When China seeks energy cooperation with countries like Sudan and Iran, it always faces pressure from the West, and China's intention to cooperate with Western countries also arouses suspicion from their Western counterparts, Zhou said.

Xu said that Chinese companies lack experience in purchasing energy from abroad, with both "success and defeat" in overseas energy cooperation in recent years.

In 2002, China National Petroleum Corp (CNPC), the parent company of PetroChina, lost to its Russian rivals Sibneft and TNK-BP in a bid for stocks sold by Slavneft due to interference by the Russian government, reluctant to allow China to hold stakes in its large oil and gas companies.

However, Liu Yijun, a professor of energy economy at China University of Petroleum, told the Global Times that the deal's end won't have a major impact on China's natural gas imports and use.

"The two countries only reached an initial agreement … the deal's lapse is common business practice. There is no need for speculation and worry," he said, adding that an annual import volume of up to three million tons is only a minor part of China's natural gas demand of more than 100 billion tons per year.

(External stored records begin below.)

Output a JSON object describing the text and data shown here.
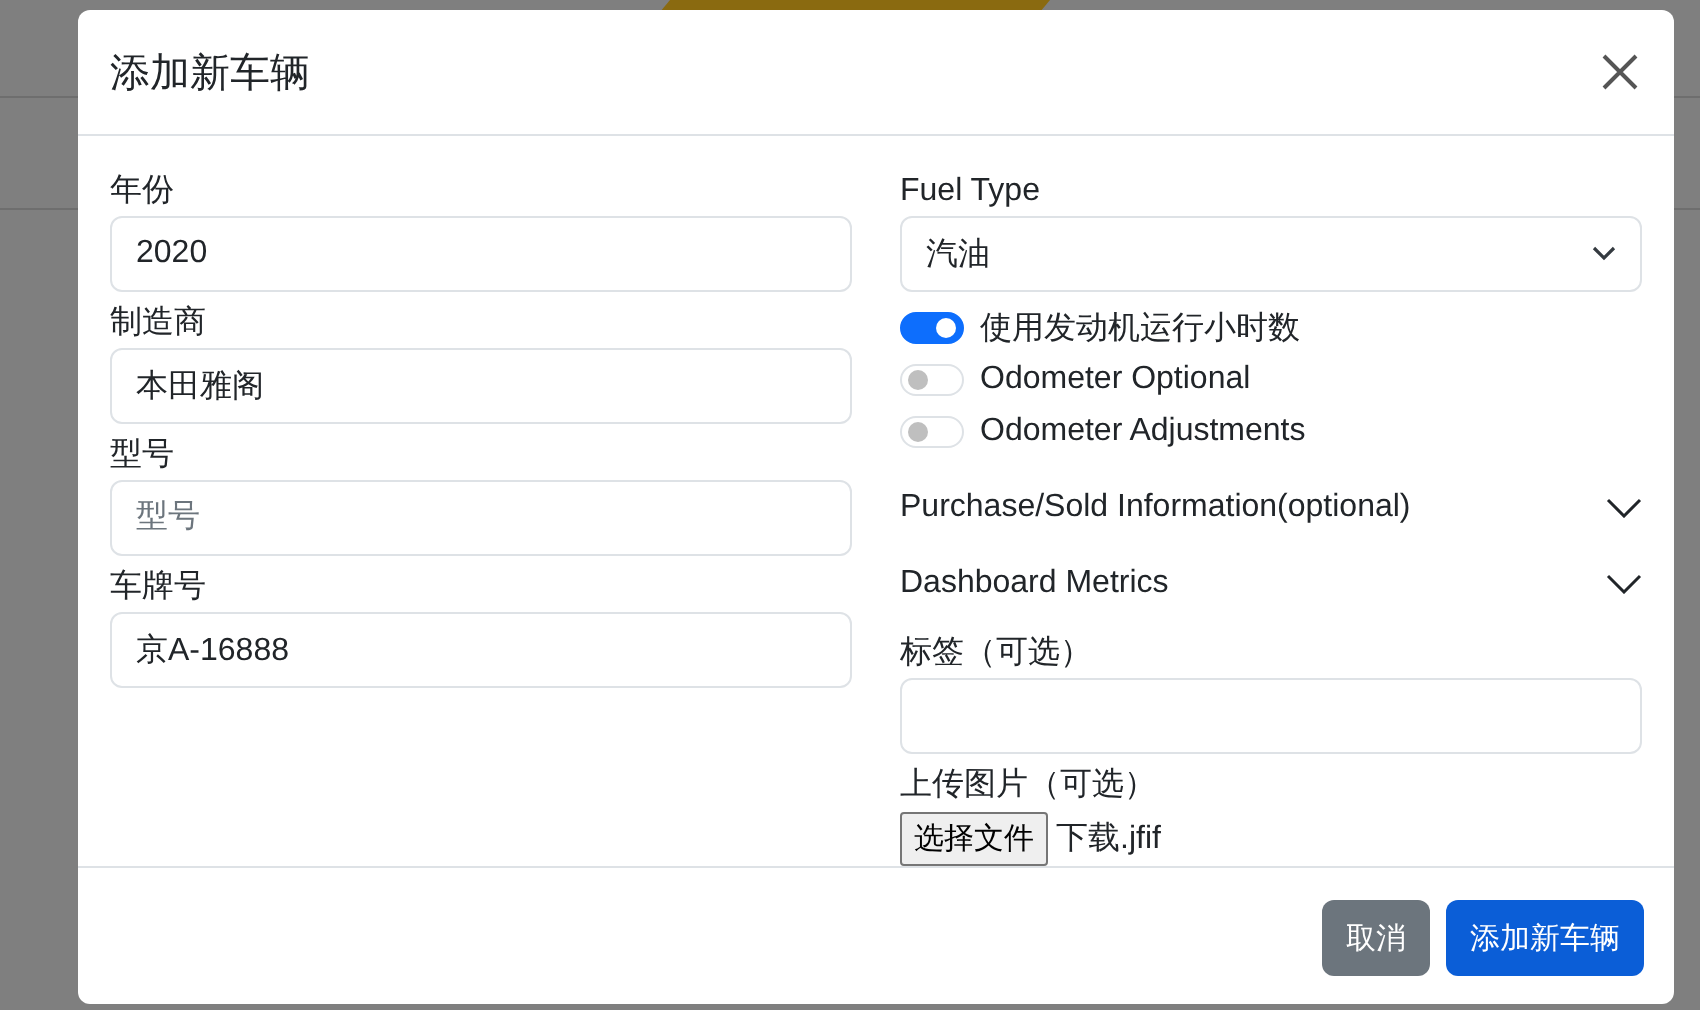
{
  "dialog": {
    "title": "添加新车辆"
  },
  "left_fields": [
    {
      "label": "年份",
      "value": "2020"
    },
    {
      "label": "制造商",
      "value": "本田雅阁"
    },
    {
      "label": "型号",
      "placeholder": "型号"
    },
    {
      "label": "车牌号",
      "value": "京A-16888"
    }
  ],
  "fuel_type": {
    "label": "Fuel Type",
    "value": "汽油"
  },
  "switches": [
    {
      "label": "使用发动机运行小时数",
      "on": true
    },
    {
      "label": "Odometer Optional",
      "on": false
    },
    {
      "label": "Odometer Adjustments",
      "on": false
    }
  ],
  "sections": [
    {
      "label": "Purchase/Sold Information(optional)",
      "expanded": false
    },
    {
      "label": "Dashboard Metrics",
      "expanded": false
    }
  ],
  "tags": {
    "label": "标签（可选）"
  },
  "upload": {
    "label": "上传图片（可选）",
    "button": "选择文件",
    "file_name": "下载.jfif"
  },
  "buttons": [
    {
      "label": "取消",
      "kind": "secondary"
    },
    {
      "label": "添加新车辆",
      "kind": "primary"
    }
  ]
}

China has long sought to secure natural gas from multiple sources instead of any one country. PetroChina and Russia's Gazprom Export recently agreed the basic terms of Russian natural gas supplies to China.

A massive 1,833-kilometer natural gas pipeline that connects Turkmenistan, Uzbekistan and Kazakhstan opened last month, with experts optimistic about its role in filling the natural-gas gap.

Gas-rich Qatar has been diverting part of its supplies from the US market to China, and expects China to be one of its biggest consumers, according to a report by the Financial Times in October.

Liu added there is a possible reason for the termination of the contract, as the Australia-based company adjusts its investment strategies and hopes that China could make changes to the contract.

Relations between Australia and China were strained in July when four employees of mining giant Rio Tinto were detained in Shanghai on suspicion of espionage and stealing state secrets.